Nuala McCann: The Great Bear, Orion’s Belt, a harvest moon – you can keep them

Our ancient roof has been replaced with a new one. No longer do heavy winter gales find us lying in bed at night listening to the rattle of loose mortar clattering on to the attic roof up above and wondering have we enough buckets for the leaks

You're welcome to your night sky – I'm just glad I have a new roof on my old house
You're welcome to your night sky – I'm just glad I have a new roof on my old house You're welcome to your night sky – I'm just glad I have a new roof on my old house

IT’S refreshing to look up to the heavens from the trap door in our attic and not see the stars. The Great Bear, Orion’s Belt, a harvest moon... you’re welcome to them.

Our ancient roof – all of almost a century old – has been replaced with a new one. Hosanna for decent roofers.

No longer do heavy winter gales find us lying in bed at night listening to the rattle of loose mortar clattering on to the attic roof up above and wondering have we enough buckets for the leaks.

Buying a house with character has its challenges.

There was a time when I liked auras – yellow, purple, all that jazz.

“How does it make you feel,” I’d ask my other half as we stood in assorted hallways on our house-viewing sprees.

Ever practical, he’d raise a Paxman eyebrow.

He knocked the walls to figure out how solid they were, I conjured up pictures of laughing friends arriving at the door clutching bottles of wine; the perfect corner for the Christmas tree and happy children sliding down the banisters.

You need your yin and your yang. But this yin got her way and, sometimes, she wondered about the wisdom of it.

We fell for leaded lights and a stained glass window at the side. We adored red brick and a tall wooden fireplace with inlaid tiles.
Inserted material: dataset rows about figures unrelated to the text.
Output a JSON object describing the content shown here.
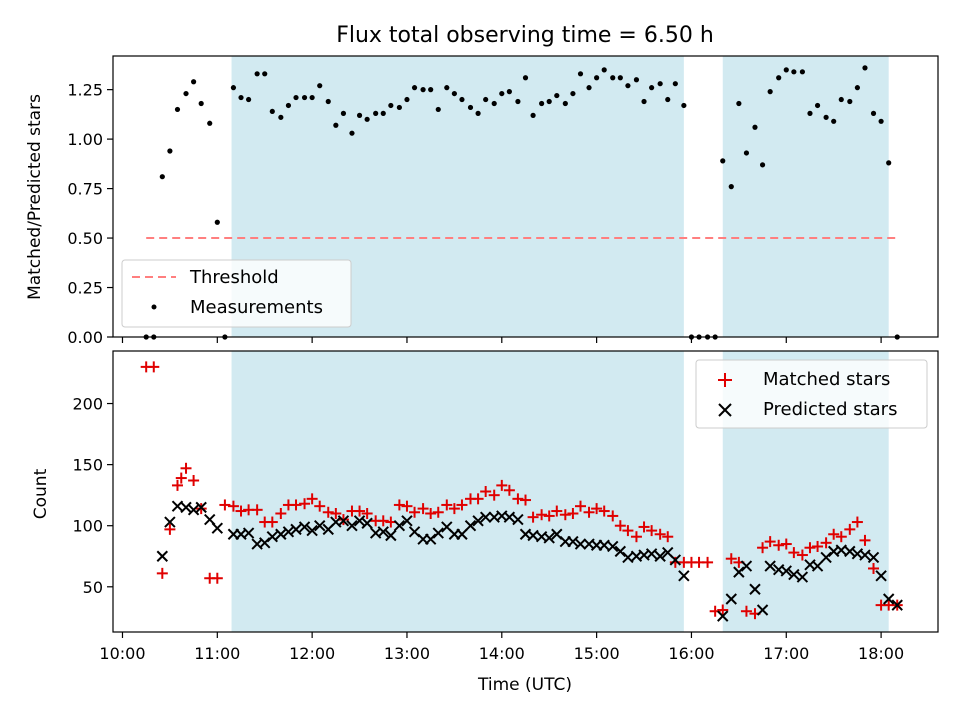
{
  "title": "Flux total observing time = 6.50 h",
  "colors": {
    "band": "#add8e6",
    "threshold": "#ff7f7f",
    "matched": "#e00000",
    "predicted": "#000000"
  },
  "chart_data": [
    {
      "type": "scatter",
      "panel": "top",
      "ylabel": "Matched/Predicted stars",
      "ylim": [
        0,
        1.42
      ],
      "yticks": [
        0,
        0.25,
        0.5,
        0.75,
        1.0,
        1.25
      ],
      "ytick_labels": [
        "0.00",
        "0.25",
        "0.50",
        "0.75",
        "1.00",
        "1.25"
      ],
      "shaded_intervals": [
        [
          11.15,
          15.92
        ],
        [
          16.33,
          18.08
        ]
      ],
      "threshold": {
        "label": "Threshold",
        "y": 0.5,
        "x_range": [
          10.25,
          18.17
        ]
      },
      "series": [
        {
          "name": "Measurements",
          "x": [
            10.25,
            10.33,
            10.42,
            10.5,
            10.58,
            10.67,
            10.75,
            10.83,
            10.92,
            11.0,
            11.08,
            11.17,
            11.25,
            11.33,
            11.42,
            11.5,
            11.58,
            11.67,
            11.75,
            11.83,
            11.92,
            12.0,
            12.08,
            12.17,
            12.25,
            12.33,
            12.42,
            12.5,
            12.58,
            12.67,
            12.75,
            12.83,
            12.92,
            13.0,
            13.08,
            13.17,
            13.25,
            13.33,
            13.42,
            13.5,
            13.58,
            13.67,
            13.75,
            13.83,
            13.92,
            14.0,
            14.08,
            14.17,
            14.25,
            14.33,
            14.42,
            14.5,
            14.58,
            14.67,
            14.75,
            14.83,
            14.92,
            15.0,
            15.08,
            15.17,
            15.25,
            15.33,
            15.42,
            15.5,
            15.58,
            15.67,
            15.75,
            15.83,
            15.92,
            16.0,
            16.08,
            16.17,
            16.25,
            16.33,
            16.42,
            16.5,
            16.58,
            16.67,
            16.75,
            16.83,
            16.92,
            17.0,
            17.08,
            17.17,
            17.25,
            17.33,
            17.42,
            17.5,
            17.58,
            17.67,
            17.75,
            17.83,
            17.92,
            18.0,
            18.08,
            18.17
          ],
          "y": [
            0,
            0,
            0.81,
            0.94,
            1.15,
            1.23,
            1.29,
            1.18,
            1.08,
            0.58,
            0,
            1.26,
            1.21,
            1.2,
            1.33,
            1.33,
            1.14,
            1.11,
            1.17,
            1.21,
            1.21,
            1.21,
            1.27,
            1.19,
            1.07,
            1.13,
            1.03,
            1.12,
            1.1,
            1.13,
            1.13,
            1.17,
            1.16,
            1.2,
            1.26,
            1.25,
            1.25,
            1.15,
            1.26,
            1.23,
            1.2,
            1.16,
            1.13,
            1.2,
            1.18,
            1.23,
            1.24,
            1.19,
            1.31,
            1.12,
            1.18,
            1.19,
            1.22,
            1.18,
            1.23,
            1.33,
            1.26,
            1.31,
            1.35,
            1.31,
            1.31,
            1.27,
            1.3,
            1.19,
            1.26,
            1.28,
            1.2,
            1.28,
            1.17,
            0,
            0,
            0,
            0,
            0.89,
            0.76,
            1.18,
            0.93,
            1.06,
            0.87,
            1.24,
            1.31,
            1.35,
            1.34,
            1.34,
            1.13,
            1.17,
            1.11,
            1.09,
            1.2,
            1.19,
            1.26,
            1.36,
            1.13,
            1.09,
            0.88,
            0
          ]
        }
      ],
      "legend": [
        "Threshold",
        "Measurements"
      ],
      "legend_loc": "lower-left"
    },
    {
      "type": "scatter",
      "panel": "bottom",
      "xlabel": "Time (UTC)",
      "ylabel": "Count",
      "xlim": [
        9.9,
        18.6
      ],
      "ylim": [
        13,
        243
      ],
      "xticks": [
        10,
        11,
        12,
        13,
        14,
        15,
        16,
        17,
        18
      ],
      "xtick_labels": [
        "10:00",
        "11:00",
        "12:00",
        "13:00",
        "14:00",
        "15:00",
        "16:00",
        "17:00",
        "18:00"
      ],
      "yticks": [
        50,
        100,
        150,
        200
      ],
      "ytick_labels": [
        "50",
        "100",
        "150",
        "200"
      ],
      "shaded_intervals": [
        [
          11.15,
          15.92
        ],
        [
          16.33,
          18.08
        ]
      ],
      "series": [
        {
          "name": "Matched stars",
          "marker": "plus",
          "x": [
            10.25,
            10.33,
            10.42,
            10.5,
            10.58,
            10.62,
            10.67,
            10.75,
            10.83,
            10.92,
            11.0,
            11.08,
            11.17,
            11.25,
            11.33,
            11.42,
            11.5,
            11.58,
            11.67,
            11.75,
            11.83,
            11.92,
            12.0,
            12.08,
            12.17,
            12.25,
            12.33,
            12.42,
            12.5,
            12.58,
            12.67,
            12.75,
            12.83,
            12.92,
            13.0,
            13.08,
            13.17,
            13.25,
            13.33,
            13.42,
            13.5,
            13.58,
            13.67,
            13.75,
            13.83,
            13.92,
            14.0,
            14.08,
            14.17,
            14.25,
            14.33,
            14.42,
            14.5,
            14.58,
            14.67,
            14.75,
            14.83,
            14.92,
            15.0,
            15.08,
            15.17,
            15.25,
            15.33,
            15.42,
            15.5,
            15.58,
            15.67,
            15.75,
            15.83,
            15.92,
            16.0,
            16.08,
            16.17,
            16.25,
            16.33,
            16.42,
            16.5,
            16.58,
            16.67,
            16.75,
            16.83,
            16.92,
            17.0,
            17.08,
            17.17,
            17.25,
            17.33,
            17.42,
            17.5,
            17.58,
            17.67,
            17.75,
            17.83,
            17.92,
            18.0,
            18.08,
            18.17
          ],
          "y": [
            230,
            230,
            61,
            97,
            133,
            139,
            147,
            137,
            114,
            57,
            57,
            117,
            116,
            112,
            113,
            113,
            103,
            103,
            110,
            117,
            117,
            118,
            122,
            116,
            111,
            110,
            105,
            112,
            112,
            110,
            104,
            104,
            103,
            117,
            116,
            111,
            114,
            110,
            111,
            117,
            114,
            117,
            122,
            122,
            128,
            125,
            133,
            129,
            122,
            121,
            107,
            109,
            108,
            112,
            109,
            110,
            116,
            111,
            114,
            112,
            108,
            100,
            96,
            91,
            99,
            96,
            93,
            91,
            70,
            70,
            70,
            70,
            70,
            30,
            31,
            73,
            70,
            30,
            28,
            82,
            87,
            84,
            85,
            78,
            76,
            82,
            83,
            86,
            93,
            91,
            97,
            103,
            88,
            65,
            35,
            35,
            35
          ]
        },
        {
          "name": "Predicted stars",
          "marker": "x",
          "x": [
            10.42,
            10.5,
            10.58,
            10.67,
            10.75,
            10.83,
            10.92,
            11.0,
            11.17,
            11.25,
            11.33,
            11.42,
            11.5,
            11.58,
            11.67,
            11.75,
            11.83,
            11.92,
            12.0,
            12.08,
            12.17,
            12.25,
            12.33,
            12.42,
            12.5,
            12.58,
            12.67,
            12.75,
            12.83,
            12.92,
            13.0,
            13.08,
            13.17,
            13.25,
            13.33,
            13.42,
            13.5,
            13.58,
            13.67,
            13.75,
            13.83,
            13.92,
            14.0,
            14.08,
            14.17,
            14.25,
            14.33,
            14.42,
            14.5,
            14.58,
            14.67,
            14.75,
            14.83,
            14.92,
            15.0,
            15.08,
            15.17,
            15.25,
            15.33,
            15.42,
            15.5,
            15.58,
            15.67,
            15.75,
            15.83,
            15.92,
            16.33,
            16.42,
            16.5,
            16.58,
            16.67,
            16.75,
            16.83,
            16.92,
            17.0,
            17.08,
            17.17,
            17.25,
            17.33,
            17.42,
            17.5,
            17.58,
            17.67,
            17.75,
            17.83,
            17.92,
            18.0,
            18.08,
            18.17
          ],
          "y": [
            75,
            103,
            116,
            115,
            113,
            115,
            105,
            98,
            93,
            93,
            94,
            85,
            86,
            91,
            93,
            95,
            97,
            99,
            96,
            100,
            97,
            103,
            104,
            100,
            104,
            102,
            94,
            95,
            92,
            100,
            104,
            95,
            89,
            89,
            94,
            99,
            93,
            93,
            100,
            104,
            107,
            107,
            108,
            107,
            105,
            93,
            92,
            91,
            90,
            93,
            87,
            87,
            85,
            85,
            84,
            84,
            83,
            79,
            74,
            75,
            76,
            77,
            75,
            78,
            72,
            59,
            26,
            40,
            62,
            67,
            48,
            31,
            67,
            64,
            63,
            60,
            58,
            68,
            67,
            74,
            79,
            80,
            79,
            77,
            76,
            74,
            59,
            40,
            35
          ]
        }
      ],
      "legend": [
        "Matched stars",
        "Predicted stars"
      ],
      "legend_loc": "upper-right"
    }
  ]
}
You could imagine Clark Gable, svelte in a black and white evening suit, leaning an arm up against our high fireplace while cracking open his silver lighter and offering the beautiful Scarlett O’Hara a light.

Ha... imagination is overrated and tis far from that we were reared.
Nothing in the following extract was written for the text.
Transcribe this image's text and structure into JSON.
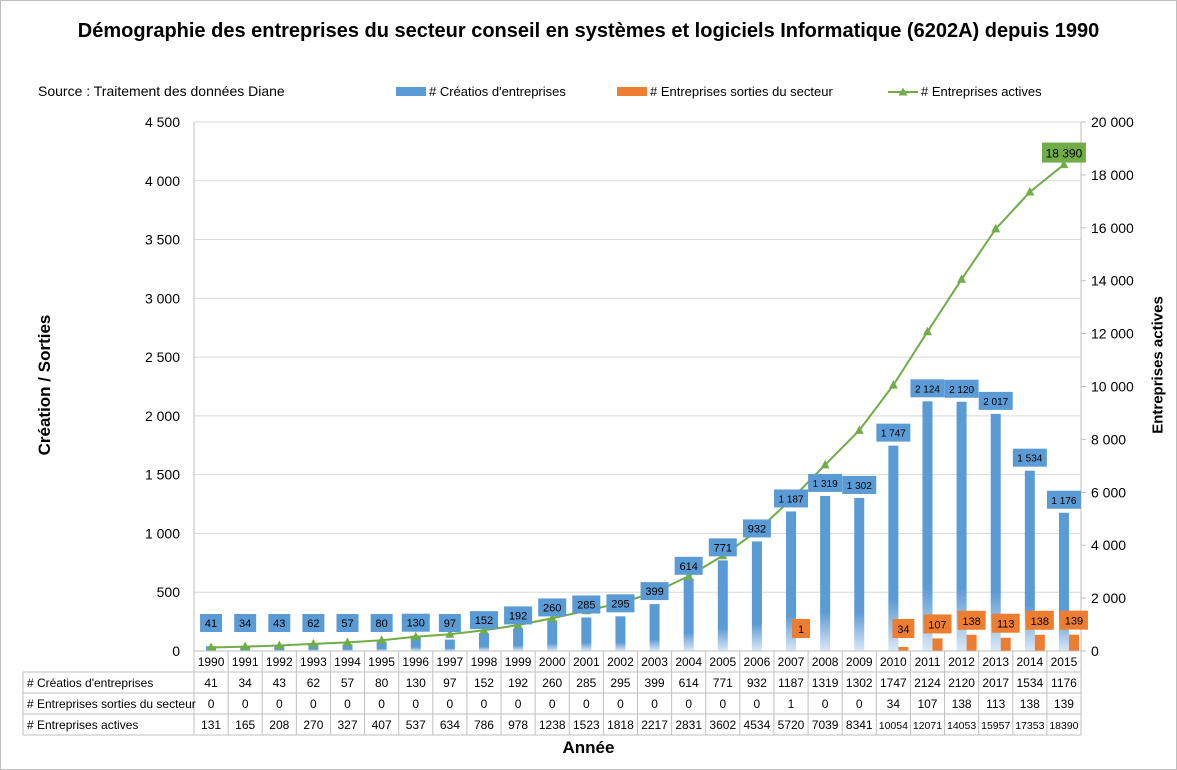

When the surveyors tried to pour icy cold water on our dreams, I stood firm.

New roof, lead pipes, gutted, they said.

“No way, I’m not gutted,” I replied.

“Gutted,” they said again.

And aren’t we all in the gutter, but some of us are looking at the stars, we said.

And so it came to pass that some of us were, literally, looking at the stars and eyeing up the odd starling who took on the attic like he and his chicks owned it... squatters’ rights.

It took us 22 years to replace the roof.

We had a boy to grow in that time – and we just kind of ignored the odd drip and the occasional glimpse of blue sky you got when shoving the Christmas decorations and the bags of unworn summer clothes into the loft.

It was partly the price. New roofs do not come cheap and they do not afford a lot of tangible pleasure.

“You can’t drive it around and you can’t cook up a nice dinner it," I told my other half, thinking of my dream kitchen and my dream car.

“But you need your own roof and you need it watertight,” he replied.

We found magic roofers. They arrived at 7.30am, but were careful not to start hammering until 8am.

Forget the pesky dawn chorus – I like the slip slop of a roofer shifting tiles about my roof of a morning, as I lie nice and cosy in my scratcher.

And they worked hell for leather, refusing all offers of cups of tea.

Bladders? They were the camels of the roofing trade.

“You got great roofers there,” said our neighbours.

The other roofers working down the road got friendly and they chatted to each other of a lunch break on the street.

In their kindness our roofers even managed to wheak out the huge galvanized water tank that had lain redundant in the attic space for the years since we managed to replace it.

That was about 10 years into our residency.

We worried about how they’d do that... but no job was impossible.

Then we worried about how to get rid of it.

“Don’t worry, somebody will spy it on the skip and take it away,” they said.

And verily it came to pass that somebody drove by in a van, stopped, picked it up.

We gave him the thumbs up.

“Well, it was on the skip,” said van man.

“Our pleasure, take it away,” we said.

And having handed over our earthly goods for spanking new rosemary tiles, I pull in at the corner of the street every day, to view our roof from afar as the evening sun sets on her.

Grasp the carp, seize your pleasures while you can. And the rewards of a new roof?

Now I can listen to a full rousing chorus of Raindrops Keep Fallin' On My Head without breaking out in a cold sweat.